Correlation Between Tesla and Ford
Can any of the company-specific risk be diversified away by investing in both Tesla and Ford at the same time? Although using a correlation coefficient on its own may not help to predict future stock returns, this module helps to understand the diversifiable risk of combining Tesla and Ford into the same portfolio, which is an essential part of the fundamental portfolio management process.
By analyzing existing cross correlation between Tesla Inc and Ford Motor, you can compare the effects of market volatilities on Tesla and Ford and check how they will diversify away market risk if combined in the same portfolio for a given time horizon. You can also utilize pair trading strategies of matching a long position in Tesla with a short position of Ford. Check out your portfolio center. Please also check ongoing floating volatility patterns of Tesla and Ford.
Diversification Opportunities for Tesla and Ford
Weak diversification
The 3 months correlation between Tesla and Ford is 0.35. Overlapping area represents the amount of risk that can be diversified away by holding Tesla Inc and Ford Motor in the same portfolio, assuming nothing else is changed. The correlation between historical prices or returns on Ford Motor and Tesla is a relative statistical measure of the degree to which these equity instruments tend to move together.

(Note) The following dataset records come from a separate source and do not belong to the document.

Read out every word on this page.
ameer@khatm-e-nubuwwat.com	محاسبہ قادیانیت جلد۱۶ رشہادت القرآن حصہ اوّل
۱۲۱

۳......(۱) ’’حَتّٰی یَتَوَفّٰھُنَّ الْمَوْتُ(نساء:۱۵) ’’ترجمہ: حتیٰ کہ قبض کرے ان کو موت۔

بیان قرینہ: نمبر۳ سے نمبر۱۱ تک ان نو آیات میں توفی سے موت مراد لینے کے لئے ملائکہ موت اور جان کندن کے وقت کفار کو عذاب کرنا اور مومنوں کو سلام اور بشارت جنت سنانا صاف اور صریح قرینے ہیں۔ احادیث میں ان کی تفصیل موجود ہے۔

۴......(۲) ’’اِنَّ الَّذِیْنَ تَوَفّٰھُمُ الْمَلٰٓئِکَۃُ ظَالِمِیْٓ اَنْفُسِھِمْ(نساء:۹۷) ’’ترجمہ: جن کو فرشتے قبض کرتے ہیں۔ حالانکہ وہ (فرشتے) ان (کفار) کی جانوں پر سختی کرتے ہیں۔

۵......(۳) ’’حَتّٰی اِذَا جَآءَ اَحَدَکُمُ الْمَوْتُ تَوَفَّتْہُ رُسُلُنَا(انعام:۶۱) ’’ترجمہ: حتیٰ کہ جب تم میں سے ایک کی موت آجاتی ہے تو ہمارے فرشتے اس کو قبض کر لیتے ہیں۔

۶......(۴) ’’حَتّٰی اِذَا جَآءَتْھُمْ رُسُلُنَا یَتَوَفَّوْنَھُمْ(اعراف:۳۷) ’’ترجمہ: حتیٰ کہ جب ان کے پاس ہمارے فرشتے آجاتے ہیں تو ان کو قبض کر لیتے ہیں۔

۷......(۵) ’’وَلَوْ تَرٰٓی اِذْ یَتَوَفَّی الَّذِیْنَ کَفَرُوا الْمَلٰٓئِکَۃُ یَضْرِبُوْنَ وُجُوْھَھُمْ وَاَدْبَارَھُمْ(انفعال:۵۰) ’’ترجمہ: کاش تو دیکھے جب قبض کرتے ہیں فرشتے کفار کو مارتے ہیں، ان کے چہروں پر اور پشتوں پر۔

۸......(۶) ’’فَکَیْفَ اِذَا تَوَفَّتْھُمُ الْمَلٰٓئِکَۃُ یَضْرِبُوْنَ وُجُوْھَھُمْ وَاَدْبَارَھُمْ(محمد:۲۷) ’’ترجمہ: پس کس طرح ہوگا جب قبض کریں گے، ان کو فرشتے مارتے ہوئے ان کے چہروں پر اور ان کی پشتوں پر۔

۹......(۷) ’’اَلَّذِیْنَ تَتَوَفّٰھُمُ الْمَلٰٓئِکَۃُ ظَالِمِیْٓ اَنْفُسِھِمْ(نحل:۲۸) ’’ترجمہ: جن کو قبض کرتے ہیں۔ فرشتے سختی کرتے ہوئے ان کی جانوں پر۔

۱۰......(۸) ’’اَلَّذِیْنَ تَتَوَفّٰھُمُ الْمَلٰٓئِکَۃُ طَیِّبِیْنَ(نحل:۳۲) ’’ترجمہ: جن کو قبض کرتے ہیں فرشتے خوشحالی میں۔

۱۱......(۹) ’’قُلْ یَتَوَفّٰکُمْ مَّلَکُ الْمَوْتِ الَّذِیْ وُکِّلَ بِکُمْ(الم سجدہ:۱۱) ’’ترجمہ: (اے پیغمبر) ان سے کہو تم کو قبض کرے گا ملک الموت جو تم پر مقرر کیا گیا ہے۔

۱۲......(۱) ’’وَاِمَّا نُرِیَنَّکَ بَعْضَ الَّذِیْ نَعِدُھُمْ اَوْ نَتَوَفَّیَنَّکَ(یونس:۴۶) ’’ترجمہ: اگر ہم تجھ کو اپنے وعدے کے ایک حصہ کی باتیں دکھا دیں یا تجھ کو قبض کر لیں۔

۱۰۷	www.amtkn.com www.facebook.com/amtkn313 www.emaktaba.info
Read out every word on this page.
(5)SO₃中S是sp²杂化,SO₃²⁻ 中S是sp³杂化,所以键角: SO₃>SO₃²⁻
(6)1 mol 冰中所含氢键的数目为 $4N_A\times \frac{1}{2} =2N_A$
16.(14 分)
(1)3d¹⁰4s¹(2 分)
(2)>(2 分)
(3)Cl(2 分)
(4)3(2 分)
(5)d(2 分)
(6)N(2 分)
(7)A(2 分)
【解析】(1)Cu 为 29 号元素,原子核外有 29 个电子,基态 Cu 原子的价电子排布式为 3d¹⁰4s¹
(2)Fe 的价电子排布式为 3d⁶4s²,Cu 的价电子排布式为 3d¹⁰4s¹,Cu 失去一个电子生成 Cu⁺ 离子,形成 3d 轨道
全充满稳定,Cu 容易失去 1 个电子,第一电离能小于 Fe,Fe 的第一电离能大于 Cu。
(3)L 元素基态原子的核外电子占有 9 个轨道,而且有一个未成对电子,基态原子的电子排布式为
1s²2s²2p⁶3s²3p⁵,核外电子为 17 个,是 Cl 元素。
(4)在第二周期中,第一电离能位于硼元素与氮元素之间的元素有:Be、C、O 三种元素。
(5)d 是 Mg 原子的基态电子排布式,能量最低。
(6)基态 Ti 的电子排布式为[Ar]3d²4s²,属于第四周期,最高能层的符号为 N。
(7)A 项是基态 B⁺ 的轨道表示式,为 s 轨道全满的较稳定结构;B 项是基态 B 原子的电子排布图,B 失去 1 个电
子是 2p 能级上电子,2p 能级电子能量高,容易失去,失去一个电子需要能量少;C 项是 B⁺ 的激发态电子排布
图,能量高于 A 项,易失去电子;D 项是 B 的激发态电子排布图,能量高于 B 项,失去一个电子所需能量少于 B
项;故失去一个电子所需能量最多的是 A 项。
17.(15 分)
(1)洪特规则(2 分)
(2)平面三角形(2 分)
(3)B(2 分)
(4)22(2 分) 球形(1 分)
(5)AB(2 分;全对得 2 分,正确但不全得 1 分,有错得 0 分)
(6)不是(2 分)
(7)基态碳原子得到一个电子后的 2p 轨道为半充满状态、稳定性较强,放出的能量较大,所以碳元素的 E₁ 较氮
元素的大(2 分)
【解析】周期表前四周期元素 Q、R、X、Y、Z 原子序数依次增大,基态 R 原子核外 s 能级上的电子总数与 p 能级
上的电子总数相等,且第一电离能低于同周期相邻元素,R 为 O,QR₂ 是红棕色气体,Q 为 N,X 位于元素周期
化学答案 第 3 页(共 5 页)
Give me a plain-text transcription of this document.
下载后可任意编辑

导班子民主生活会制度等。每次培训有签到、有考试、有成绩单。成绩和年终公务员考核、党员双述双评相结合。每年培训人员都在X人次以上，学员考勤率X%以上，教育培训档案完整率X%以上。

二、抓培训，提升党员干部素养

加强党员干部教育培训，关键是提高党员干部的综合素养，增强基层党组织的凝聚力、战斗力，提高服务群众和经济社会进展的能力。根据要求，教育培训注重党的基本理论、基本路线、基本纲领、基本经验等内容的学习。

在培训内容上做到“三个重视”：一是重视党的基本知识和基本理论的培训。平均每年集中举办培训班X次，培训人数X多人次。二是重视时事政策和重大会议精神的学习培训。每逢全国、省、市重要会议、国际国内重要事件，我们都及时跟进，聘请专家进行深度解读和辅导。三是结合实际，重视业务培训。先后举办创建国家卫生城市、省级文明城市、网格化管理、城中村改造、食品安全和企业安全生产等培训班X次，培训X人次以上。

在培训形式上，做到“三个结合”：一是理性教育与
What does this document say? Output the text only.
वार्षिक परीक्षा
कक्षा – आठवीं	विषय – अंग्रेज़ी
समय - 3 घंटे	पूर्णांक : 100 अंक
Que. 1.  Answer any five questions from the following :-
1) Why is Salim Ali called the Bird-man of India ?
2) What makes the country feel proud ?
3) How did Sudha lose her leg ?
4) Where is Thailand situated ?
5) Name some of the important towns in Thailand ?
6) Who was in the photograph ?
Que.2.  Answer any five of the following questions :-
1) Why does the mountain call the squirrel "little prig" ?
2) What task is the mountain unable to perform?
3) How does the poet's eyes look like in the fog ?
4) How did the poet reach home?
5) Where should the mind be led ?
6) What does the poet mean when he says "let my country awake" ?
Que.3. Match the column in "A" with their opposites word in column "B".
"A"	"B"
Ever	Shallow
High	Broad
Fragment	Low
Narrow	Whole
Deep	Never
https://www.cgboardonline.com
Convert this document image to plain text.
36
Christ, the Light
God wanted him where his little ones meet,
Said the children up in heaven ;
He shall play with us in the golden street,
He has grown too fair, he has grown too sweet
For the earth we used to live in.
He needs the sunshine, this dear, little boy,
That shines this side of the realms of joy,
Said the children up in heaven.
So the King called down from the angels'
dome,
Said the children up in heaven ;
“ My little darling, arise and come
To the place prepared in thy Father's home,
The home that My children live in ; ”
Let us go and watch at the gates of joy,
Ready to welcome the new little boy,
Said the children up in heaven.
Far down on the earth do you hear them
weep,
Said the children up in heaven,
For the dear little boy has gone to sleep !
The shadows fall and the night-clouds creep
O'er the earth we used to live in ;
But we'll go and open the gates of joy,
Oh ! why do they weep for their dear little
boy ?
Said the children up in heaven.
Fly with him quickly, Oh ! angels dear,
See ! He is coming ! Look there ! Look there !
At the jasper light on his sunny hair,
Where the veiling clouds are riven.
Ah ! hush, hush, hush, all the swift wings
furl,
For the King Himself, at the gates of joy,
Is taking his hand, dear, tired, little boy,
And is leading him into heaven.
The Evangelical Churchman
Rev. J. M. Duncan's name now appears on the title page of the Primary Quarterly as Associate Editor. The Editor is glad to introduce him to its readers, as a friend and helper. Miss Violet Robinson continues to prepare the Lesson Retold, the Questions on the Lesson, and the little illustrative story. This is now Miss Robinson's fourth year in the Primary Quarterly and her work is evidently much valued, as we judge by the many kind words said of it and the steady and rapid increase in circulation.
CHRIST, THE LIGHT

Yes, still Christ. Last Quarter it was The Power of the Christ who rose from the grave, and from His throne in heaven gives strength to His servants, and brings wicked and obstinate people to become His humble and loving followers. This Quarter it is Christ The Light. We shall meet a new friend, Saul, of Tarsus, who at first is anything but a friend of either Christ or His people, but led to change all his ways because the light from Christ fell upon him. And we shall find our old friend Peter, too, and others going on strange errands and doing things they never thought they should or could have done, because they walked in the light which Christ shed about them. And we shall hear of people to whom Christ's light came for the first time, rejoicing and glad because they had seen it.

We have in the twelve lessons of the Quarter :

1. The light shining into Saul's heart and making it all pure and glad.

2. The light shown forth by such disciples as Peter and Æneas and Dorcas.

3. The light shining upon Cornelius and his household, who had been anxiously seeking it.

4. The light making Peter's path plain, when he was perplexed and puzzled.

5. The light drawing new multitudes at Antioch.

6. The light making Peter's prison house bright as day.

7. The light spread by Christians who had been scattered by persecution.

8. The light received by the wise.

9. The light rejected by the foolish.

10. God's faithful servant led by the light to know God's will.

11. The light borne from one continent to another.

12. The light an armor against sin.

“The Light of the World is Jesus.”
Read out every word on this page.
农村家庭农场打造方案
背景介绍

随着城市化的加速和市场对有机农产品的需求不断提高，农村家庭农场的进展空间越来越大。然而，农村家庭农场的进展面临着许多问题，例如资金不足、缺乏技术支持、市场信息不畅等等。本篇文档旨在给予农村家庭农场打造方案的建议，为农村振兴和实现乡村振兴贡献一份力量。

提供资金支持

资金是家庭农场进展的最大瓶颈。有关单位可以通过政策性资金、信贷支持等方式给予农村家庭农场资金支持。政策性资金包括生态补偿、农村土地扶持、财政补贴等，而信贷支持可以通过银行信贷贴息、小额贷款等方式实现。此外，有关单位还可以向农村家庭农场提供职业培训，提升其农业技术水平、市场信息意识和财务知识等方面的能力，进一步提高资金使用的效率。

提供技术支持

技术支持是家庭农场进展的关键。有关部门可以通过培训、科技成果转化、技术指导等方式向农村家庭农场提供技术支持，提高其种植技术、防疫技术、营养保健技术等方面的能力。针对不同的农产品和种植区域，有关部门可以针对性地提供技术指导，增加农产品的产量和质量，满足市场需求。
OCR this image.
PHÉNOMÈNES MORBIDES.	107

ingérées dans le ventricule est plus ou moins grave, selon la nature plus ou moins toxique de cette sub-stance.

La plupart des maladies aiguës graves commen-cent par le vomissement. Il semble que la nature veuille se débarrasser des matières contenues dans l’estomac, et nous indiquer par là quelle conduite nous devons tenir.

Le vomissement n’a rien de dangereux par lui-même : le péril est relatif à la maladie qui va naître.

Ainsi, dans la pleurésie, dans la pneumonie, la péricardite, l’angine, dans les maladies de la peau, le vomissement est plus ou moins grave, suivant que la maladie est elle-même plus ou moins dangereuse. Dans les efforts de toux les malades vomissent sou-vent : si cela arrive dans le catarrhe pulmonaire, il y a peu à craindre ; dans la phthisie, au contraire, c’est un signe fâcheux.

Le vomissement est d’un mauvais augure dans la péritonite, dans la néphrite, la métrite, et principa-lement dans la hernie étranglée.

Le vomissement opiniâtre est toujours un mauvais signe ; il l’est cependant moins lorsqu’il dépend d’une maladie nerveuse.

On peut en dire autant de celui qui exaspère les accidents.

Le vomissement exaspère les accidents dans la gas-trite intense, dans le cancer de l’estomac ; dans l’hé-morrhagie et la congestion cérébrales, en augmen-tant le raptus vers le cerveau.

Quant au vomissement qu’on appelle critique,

The correlation coefficient measures the extent to which returns on Tesla Inc are associated (or correlated) with Ford. Values of the correlation coefficient range from -1 to +1, where. The correlation of zero (0) is possible when the price movement of Ford Motor has no effect on the direction of Tesla i.e., Tesla and Ford go up and down completely randomly.
Pair Corralation between Tesla and Ford
Given the investment horizon of 90 days Tesla Inc is expected to generate 1.64 times more return on investment than Ford. However, Tesla is 1.64 times more volatile than Ford Motor. It trades about 0.05 of its potential returns per unit of risk. Ford Motor is currently generating about 0.01 per unit of risk. If you would invest 17,982 in Tesla Inc on August 27, 2024 and sell it today you would earn a total of 17,274 from holding Tesla Inc or generate 96.06% return on investment over 90 days.
Time Period | 3 Months [change] |
Direction | Moves Together |
Strength | Very Weak |
Accuracy | 100.0% |
Values | Daily Returns |
Tesla Inc vs. Ford Motor
Performance |
Timeline |
Tesla Inc |
Ford Motor |
Tesla and Ford Volatility Contrast
Predicted Return Density |
Returns |
Pair Trading with Tesla and Ford
The main advantage of trading using opposite Tesla and Ford positions is that it hedges away some unsystematic risk. Because of two separate transactions, even if Tesla position performs unexpectedly, Ford can make up some of the losses. Pair trading also minimizes risk from directional movements in the market. For example, if an entire industry or sector drops because of unexpected headlines, the short position in Ford will offset losses from the drop in Ford's long position.The idea behind Tesla Inc and Ford Motor pairs trading is to make the combined position market-neutral, meaning the overall market's direction will not affect its win or loss (or potential downside or upside). This can be achieved by designing a pairs trade with two highly correlated stocks or equities that operate in a similar space or sector, making it possible to obtain profits through simple and relatively low-risk investment.Check out your portfolio center.Note that this page's information should be used as a complementary analysis to find the right mix of equity instruments to add to your existing portfolios or create a brand new portfolio. You can also try the Commodity Channel module to use Commodity Channel Index to analyze current equity momentum.